Iniciativa para Fortalecer a Saúde e a Alimentação nas Periferias
Visando fortalecer as ações de enfrentamento aos efeitos da crise climática sobre a saúde e a alimentação, o Ministério da Saúde anunciou, na segunda-feira (24), o projeto intitulado “Mudanças Climáticas, Saúde e Alimentação – Rede de Comitês Populares Ambientais em Territórios das Periferias”. Com um investimento de R$ 3,5 milhões, a iniciativa busca criar uma rede de comitês populares ambientais, começando suas atividades em Recife (PE).
O evento de lançamento ocorreu na Fiocruz, e a ação é destinada a representantes de movimentos sociais e da sociedade civil, abrangendo pessoas com diferentes níveis de escolaridade — desde o fundamental até o superior. O projeto também é aberto a estudantes de graduação e pós-graduação, além de docentes de universidades públicas, interessados em atuar nas regiões da Paraíba e de Pernambuco.

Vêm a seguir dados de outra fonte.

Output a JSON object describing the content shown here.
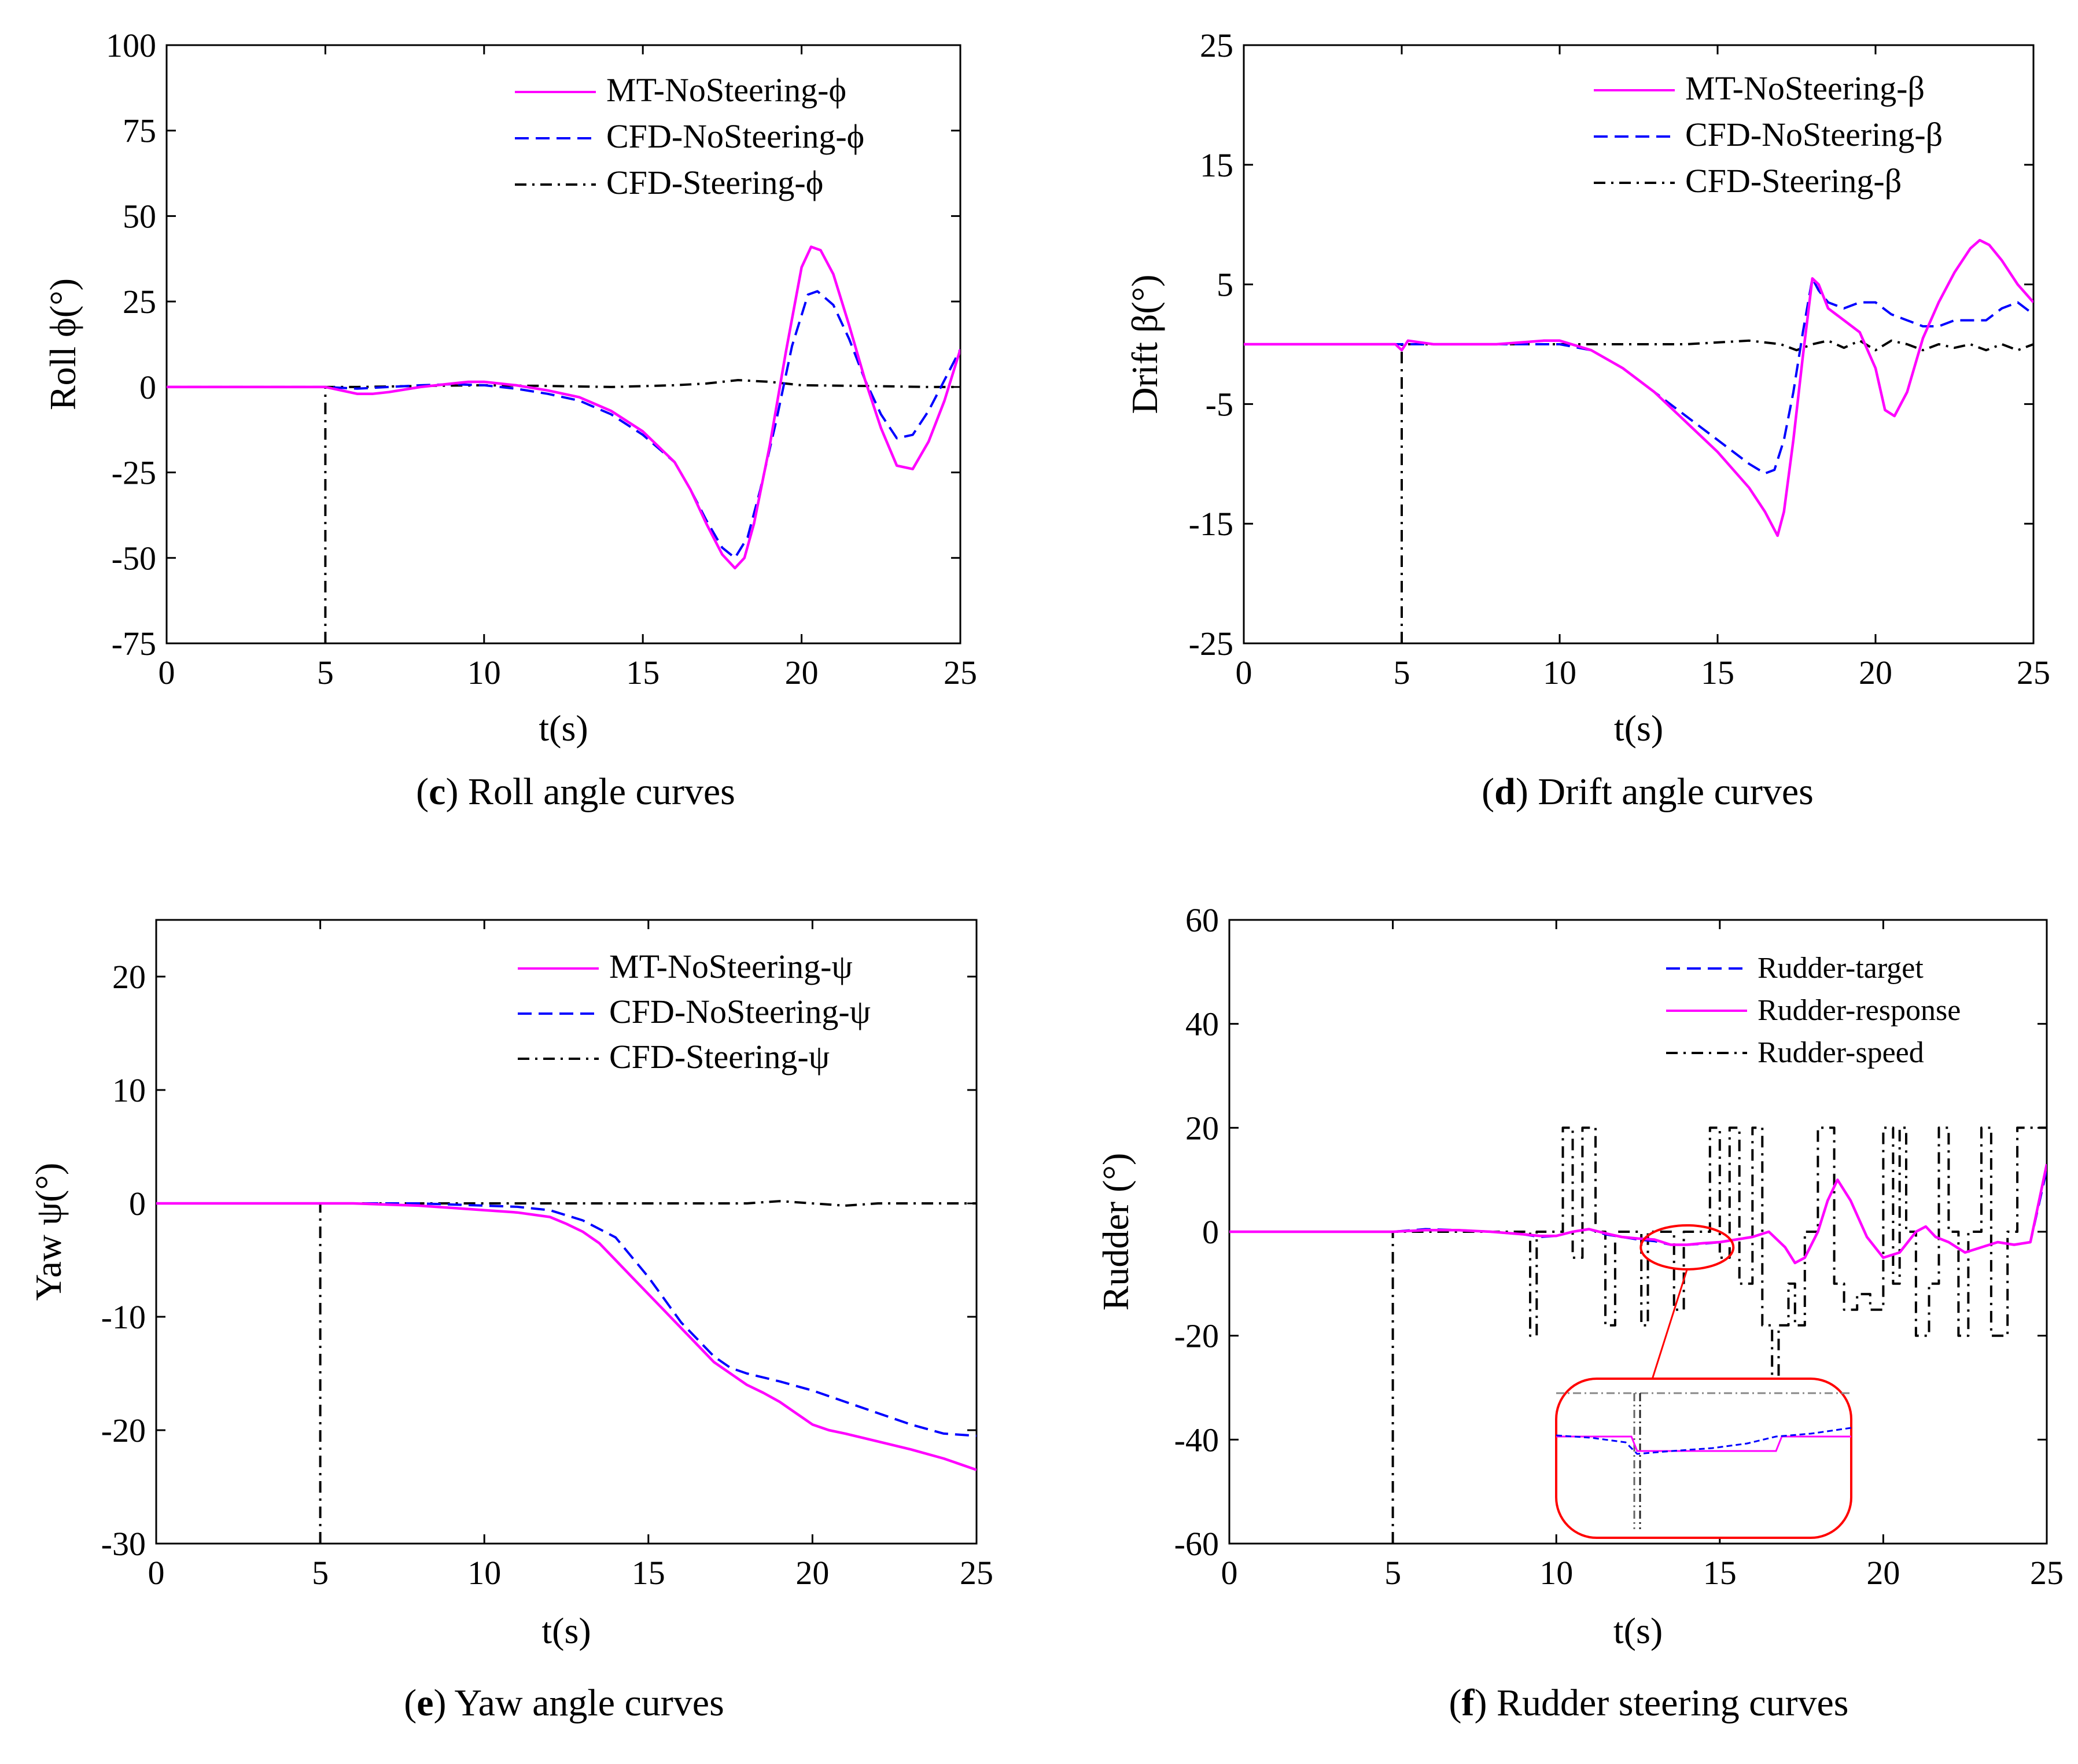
{
  "colors": {
    "mt": "#ff00ff",
    "cfd": "#0000ff",
    "steer": "#000000",
    "zoom": "#ff0000"
  },
  "chart_data": [
    {
      "id": "roll",
      "type": "line",
      "caption_letter": "c",
      "caption_text": "Roll angle curves",
      "xlabel": "t(s)",
      "ylabel": "Roll ϕ(°)",
      "xlim": [
        0,
        25
      ],
      "ylim": [
        -75,
        100
      ],
      "xticks": [
        0,
        5,
        10,
        15,
        20,
        25
      ],
      "yticks": [
        -75,
        -50,
        -25,
        0,
        25,
        50,
        75,
        100
      ],
      "legend_position": "top-right",
      "series": [
        {
          "name": "MT-NoSteering-ϕ",
          "style": "solid",
          "color": "#ff00ff",
          "x": [
            0,
            5,
            5.5,
            6,
            6.5,
            7,
            8,
            9,
            9.5,
            10,
            11,
            12,
            13,
            14,
            15,
            16,
            16.5,
            17,
            17.5,
            17.9,
            18.2,
            18.5,
            19,
            19.5,
            20,
            20.3,
            20.6,
            21,
            21.5,
            22,
            22.5,
            23,
            23.5,
            24,
            24.5,
            25
          ],
          "y": [
            0,
            0,
            -1,
            -2,
            -2,
            -1.5,
            0,
            1,
            1.5,
            1.5,
            0.5,
            -1,
            -3,
            -7,
            -13,
            -22,
            -30,
            -40,
            -49,
            -53,
            -50,
            -40,
            -17,
            10,
            35,
            41,
            40,
            33,
            18,
            2,
            -12,
            -23,
            -24,
            -16,
            -4,
            11
          ]
        },
        {
          "name": "CFD-NoSteering-ϕ",
          "style": "dash",
          "color": "#0000ff",
          "x": [
            0,
            5,
            6,
            7,
            8,
            9,
            10,
            11,
            12,
            13,
            14,
            15,
            16,
            16.5,
            17,
            17.5,
            17.9,
            18.3,
            18.7,
            19.2,
            19.7,
            20.2,
            20.5,
            21,
            21.5,
            22,
            22.5,
            23,
            23.5,
            24,
            24.5,
            25
          ],
          "y": [
            0,
            0,
            -0.5,
            0,
            0.5,
            0.8,
            0.5,
            -0.5,
            -2,
            -4,
            -8,
            -14,
            -22,
            -30,
            -39,
            -47,
            -50,
            -44,
            -30,
            -10,
            12,
            27,
            28,
            24,
            14,
            2,
            -8,
            -15,
            -14,
            -7,
            2,
            11
          ]
        },
        {
          "name": "CFD-Steering-ϕ",
          "style": "dashdot",
          "color": "#000000",
          "x": [
            5,
            5,
            6,
            8,
            10,
            12,
            14,
            16,
            17,
            18,
            19,
            20,
            22,
            24,
            25
          ],
          "y": [
            -75,
            0,
            0,
            0.3,
            0.5,
            0.3,
            0,
            0.5,
            1,
            2,
            1.5,
            0.5,
            0.3,
            0,
            0
          ]
        }
      ]
    },
    {
      "id": "drift",
      "type": "line",
      "caption_letter": "d",
      "caption_text": "Drift angle curves",
      "xlabel": "t(s)",
      "ylabel": "Drift β(°)",
      "xlim": [
        0,
        25
      ],
      "ylim": [
        -25,
        25
      ],
      "xticks": [
        0,
        5,
        10,
        15,
        20,
        25
      ],
      "yticks": [
        -25,
        -15,
        -5,
        5,
        15,
        25
      ],
      "legend_position": "top-right",
      "series": [
        {
          "name": "MT-NoSteering-β",
          "style": "solid",
          "color": "#ff00ff",
          "x": [
            0,
            4.8,
            5,
            5.2,
            6,
            8,
            9.5,
            10,
            11,
            12,
            13,
            14,
            15,
            16,
            16.5,
            16.9,
            17.1,
            17.4,
            17.7,
            18,
            18.2,
            18.5,
            19,
            19.5,
            20,
            20.3,
            20.6,
            21,
            21.5,
            22,
            22.5,
            23,
            23.3,
            23.6,
            24,
            24.5,
            25
          ],
          "y": [
            0,
            0,
            -0.5,
            0.3,
            0,
            0,
            0.3,
            0.3,
            -0.5,
            -2,
            -4,
            -6.5,
            -9,
            -12,
            -14,
            -16,
            -14,
            -8,
            -1,
            5.5,
            5,
            3,
            2,
            1,
            -2,
            -5.5,
            -6,
            -4,
            0.5,
            3.5,
            6,
            8,
            8.7,
            8.3,
            7,
            5,
            3.5
          ]
        },
        {
          "name": "CFD-NoSteering-β",
          "style": "dash",
          "color": "#0000ff",
          "x": [
            0,
            5,
            6,
            8,
            10,
            11,
            12,
            13,
            14,
            15,
            16,
            16.5,
            16.8,
            17.1,
            17.4,
            17.7,
            18,
            18.2,
            18.5,
            19,
            19.5,
            20,
            20.5,
            21,
            21.5,
            22,
            22.5,
            23,
            23.5,
            24,
            24.5,
            25
          ],
          "y": [
            0,
            0,
            0,
            0,
            0,
            -0.5,
            -2,
            -4,
            -6,
            -8,
            -10,
            -10.8,
            -10.5,
            -8,
            -4,
            1,
            5.5,
            4.5,
            3.5,
            3,
            3.5,
            3.5,
            2.5,
            2,
            1.5,
            1.5,
            2,
            2,
            2,
            3,
            3.5,
            2.5
          ]
        },
        {
          "name": "CFD-Steering-β",
          "style": "dashdot",
          "color": "#000000",
          "x": [
            5,
            5,
            6,
            8,
            10,
            12,
            14,
            16,
            17,
            17.5,
            18,
            18.5,
            19,
            19.5,
            20,
            20.5,
            21,
            21.5,
            22,
            22.5,
            23,
            23.5,
            24,
            24.5,
            25
          ],
          "y": [
            -25,
            0,
            0,
            0,
            0,
            0,
            0,
            0.3,
            0,
            -0.5,
            0,
            0.3,
            -0.3,
            0.3,
            -0.5,
            0.3,
            0,
            -0.5,
            0,
            -0.3,
            0,
            -0.5,
            0,
            -0.5,
            0
          ]
        }
      ]
    },
    {
      "id": "yaw",
      "type": "line",
      "caption_letter": "e",
      "caption_text": "Yaw angle curves",
      "xlabel": "t(s)",
      "ylabel": "Yaw ψ(°)",
      "xlim": [
        0,
        25
      ],
      "ylim": [
        -30,
        25
      ],
      "xticks": [
        0,
        5,
        10,
        15,
        20,
        25
      ],
      "yticks": [
        -30,
        -20,
        -10,
        0,
        10,
        20
      ],
      "legend_position": "top-right",
      "series": [
        {
          "name": "MT-NoSteering-ψ",
          "style": "solid",
          "color": "#ff00ff",
          "x": [
            0,
            5,
            6,
            7,
            8,
            9,
            10,
            11,
            12,
            12.5,
            13,
            13.5,
            14,
            14.5,
            15,
            15.5,
            16,
            16.5,
            17,
            17.5,
            18,
            18.5,
            19,
            19.5,
            20,
            20.5,
            21,
            22,
            23,
            24,
            25
          ],
          "y": [
            0,
            0,
            0,
            -0.1,
            -0.2,
            -0.4,
            -0.6,
            -0.8,
            -1.2,
            -1.8,
            -2.5,
            -3.5,
            -5,
            -6.5,
            -8,
            -9.5,
            -11,
            -12.5,
            -14,
            -15,
            -16,
            -16.7,
            -17.5,
            -18.5,
            -19.5,
            -20,
            -20.3,
            -21,
            -21.7,
            -22.5,
            -23.5
          ]
        },
        {
          "name": "CFD-NoSteering-ψ",
          "style": "dash",
          "color": "#0000ff",
          "x": [
            0,
            5,
            6,
            8,
            10,
            11,
            12,
            13,
            14,
            15,
            15.5,
            16,
            16.5,
            17,
            17.5,
            18,
            19,
            20,
            21,
            22,
            23,
            24,
            25
          ],
          "y": [
            0,
            0,
            0,
            0,
            -0.2,
            -0.3,
            -0.6,
            -1.5,
            -3,
            -6.5,
            -8.5,
            -10.5,
            -12,
            -13.5,
            -14.5,
            -15,
            -15.7,
            -16.5,
            -17.5,
            -18.5,
            -19.5,
            -20.3,
            -20.5
          ]
        },
        {
          "name": "CFD-Steering-ψ",
          "style": "dashdot",
          "color": "#000000",
          "x": [
            5,
            5,
            6,
            8,
            10,
            12,
            14,
            16,
            18,
            19,
            20,
            21,
            22,
            23,
            24,
            25
          ],
          "y": [
            -30,
            0,
            0,
            0,
            0,
            0,
            0,
            0,
            0,
            0.2,
            0,
            -0.2,
            0,
            0,
            0,
            0
          ]
        }
      ]
    },
    {
      "id": "rudder",
      "type": "line",
      "caption_letter": "f",
      "caption_text": "Rudder steering curves",
      "xlabel": "t(s)",
      "ylabel": "Rudder (°)",
      "xlim": [
        0,
        25
      ],
      "ylim": [
        -60,
        60
      ],
      "xticks": [
        0,
        5,
        10,
        15,
        20,
        25
      ],
      "yticks": [
        -60,
        -40,
        -20,
        0,
        20,
        40,
        60
      ],
      "legend_position": "top-right",
      "series": [
        {
          "name": "Rudder-target",
          "style": "dash",
          "color": "#0000ff",
          "x": [
            0,
            5,
            6,
            7,
            8,
            9,
            9.5,
            10,
            10.5,
            11,
            11.5,
            12,
            12.5,
            13,
            13.5,
            14,
            14.5,
            15,
            15.5,
            16,
            16.5,
            17,
            17.3,
            17.6,
            18,
            18.3,
            18.6,
            19,
            19.5,
            20,
            20.5,
            21,
            21.3,
            21.6,
            22,
            22.5,
            23,
            23.5,
            24,
            24.5,
            25
          ],
          "y": [
            0,
            0,
            0.5,
            0.3,
            0,
            -0.5,
            -1,
            -0.8,
            0,
            0.5,
            -0.5,
            -1,
            -1.5,
            -1.8,
            -2.5,
            -2.5,
            -2.3,
            -2,
            -1.5,
            -1,
            0,
            -3,
            -6,
            -5,
            0,
            6,
            10,
            6,
            -1,
            -5,
            -4,
            0,
            1,
            -1,
            -2,
            -4,
            -3,
            -2,
            -2.5,
            -2,
            12
          ]
        },
        {
          "name": "Rudder-response",
          "style": "solid",
          "color": "#ff00ff",
          "x": [
            0,
            5,
            6,
            7,
            8,
            9,
            9.5,
            10,
            10.5,
            11,
            11.5,
            12,
            12.5,
            13,
            13.5,
            14,
            14.5,
            15,
            15.5,
            16,
            16.5,
            17,
            17.3,
            17.6,
            18,
            18.3,
            18.6,
            19,
            19.5,
            20,
            20.5,
            21,
            21.3,
            21.6,
            22,
            22.5,
            23,
            23.5,
            24,
            24.5,
            25
          ],
          "y": [
            0,
            0,
            0.3,
            0.3,
            0,
            -0.5,
            -0.8,
            -0.8,
            0,
            0.5,
            -0.3,
            -1,
            -1.3,
            -1.5,
            -2.5,
            -2.5,
            -2.2,
            -2,
            -1.5,
            -1,
            0,
            -3,
            -6,
            -5,
            0,
            6,
            10,
            6,
            -1,
            -5,
            -4,
            0,
            1,
            -1,
            -2,
            -4,
            -3,
            -2,
            -2.5,
            -2,
            13
          ]
        },
        {
          "name": "Rudder-speed",
          "style": "dashdot",
          "color": "#000000",
          "x": [
            5,
            5,
            9.2,
            9.2,
            9.4,
            9.4,
            10.2,
            10.2,
            10.5,
            10.5,
            10.8,
            10.8,
            11.2,
            11.2,
            11.5,
            11.5,
            11.8,
            11.8,
            12.6,
            12.6,
            12.8,
            12.8,
            13.6,
            13.6,
            13.9,
            13.9,
            14.7,
            14.7,
            15.0,
            15.0,
            15.3,
            15.3,
            15.6,
            15.6,
            16.0,
            16.0,
            16.3,
            16.3,
            16.6,
            16.6,
            16.8,
            16.8,
            17.1,
            17.1,
            17.3,
            17.3,
            17.6,
            17.6,
            18.0,
            18.0,
            18.5,
            18.5,
            18.8,
            18.8,
            19.2,
            19.2,
            19.6,
            19.6,
            20.0,
            20.0,
            20.3,
            20.3,
            20.5,
            20.5,
            20.7,
            20.7,
            21.0,
            21.0,
            21.4,
            21.4,
            21.7,
            21.7,
            22.0,
            22.0,
            22.3,
            22.3,
            22.6,
            22.6,
            23.0,
            23.0,
            23.3,
            23.3,
            23.8,
            23.8,
            24.1,
            24.1,
            24.5,
            24.5,
            25
          ],
          "y": [
            -60,
            0,
            0,
            -20,
            -20,
            0,
            0,
            20,
            20,
            -5,
            -5,
            20,
            20,
            0,
            0,
            -18,
            -18,
            0,
            0,
            -18,
            -18,
            0,
            0,
            -15,
            -15,
            0,
            0,
            20,
            20,
            -5,
            -5,
            20,
            20,
            -10,
            -10,
            20,
            20,
            -18,
            -18,
            -30,
            -30,
            -18,
            -18,
            -10,
            -10,
            -18,
            -18,
            0,
            0,
            20,
            20,
            -10,
            -10,
            -15,
            -15,
            -12,
            -12,
            -15,
            -15,
            20,
            20,
            -10,
            -10,
            20,
            20,
            0,
            0,
            -20,
            -20,
            -10,
            -10,
            20,
            20,
            0,
            0,
            -20,
            -20,
            0,
            0,
            20,
            20,
            -20,
            -20,
            0,
            0,
            20,
            20,
            20,
            20
          ]
        }
      ]
    }
  ]
}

A representante do Ministério da Saúde, Lívia Méllo, enfatizou a relevância de envolver ativamente a comunidade na busca por soluções eficazes diante das adversidades ambientais. “Esse projeto é essencial, pois frequentemente só agimos após as tragédias ocorrerem. A pandemia é um exemplo claro da crise ligada à interferência humana no meio ambiente. Precisamos valorizar as experiências que as comunidades já desenvolveram e integrá-las como tecnologias sociais no Sistema Único de Saúde (SUS)”, destacou.
Comitês Populares e Ações Práticas
Além de mitigar os efeitos da crise climática na saúde e na alimentação, o projeto prevê a criação de 135 Comitês Populares Ambientais, sendo 90 no estado de Pernambuco e 45 na Paraíba. A proposta é fortalecer a articulação entre as questões de clima, saúde e alimentação, fundamentada nos princípios da educação popular.
Os comitês terão o papel de fomentar a solidariedade comunitária e a vigilância em saúde, promovendo um diálogo eficaz entre conhecimentos técnicos e populares. A iniciativa também pretende transformar as diretrizes da Política Nacional de Educação Permanente em Saúde (PNEPS) em ações práticas, alinhando-se à Política Nacional de Educação Popular em Saúde (PNEPS-SUS).
Para colocar essa estrutura em prática, o projeto planeja formar 27 estudantes de graduação e pós-graduação, que atuarão como monitores. Eles serão responsáveis por preparar 270 Agentes Populares Ambientais, além de apoiar o planejamento e o acompanhamento das atividades nas comunidades.
Capacitação dos Agentes Populares Ambientais
A formação dos Agentes Populares Ambientais contará com carga horária de 168 horas. Cada comitê será composto por dois agentes e até dez participantes da comunidade. Cada monitor terá a responsabilidade de supervisionar cinco comitês, acompanhando diretamente dez agentes.
Os Agentes Populares Ambientais desempenharão um papel crucial na construção e fortalecimento da rede, além de atuar no planejamento e na coordenação das atividades locais. Eles também desenvolverão estratégias de comunicação popular, ajudando a trazer visibilidade às comunidades e a combater a desinformação em torno de saúde e clima.
Para Alice Albuquerque, uma das agentes populares ambientais e estudante de artes, o projeto representa uma ótima oportunidade para fortalecer o diálogo nas comunidades. “Vamos ouvir aqueles que vivem os problemas de perto e buscar soluções coletivas. Nosso papel não é ensinar, mas construir conhecimento de forma colaborativa e popular”, afirmou.
Os agentes serão selecionados por movimentos sociais e devem ter atuação nas periferias das regiões metropolitanas de Recife e João Pessoa. Os requisitos incluem ter pelo menos 16 anos, disponibilidade de horários, experiência em educação popular e trabalho em grupo, além de interesse nas questões climáticas. A coordenação da iniciativa está a cargo do Instituto Aggeu Magalhães (IAM/Fiocruz PE), em parceria com o Mãos Solidárias e as universidades de Pernambuco (UPE) e Federal da Paraíba (UFPB).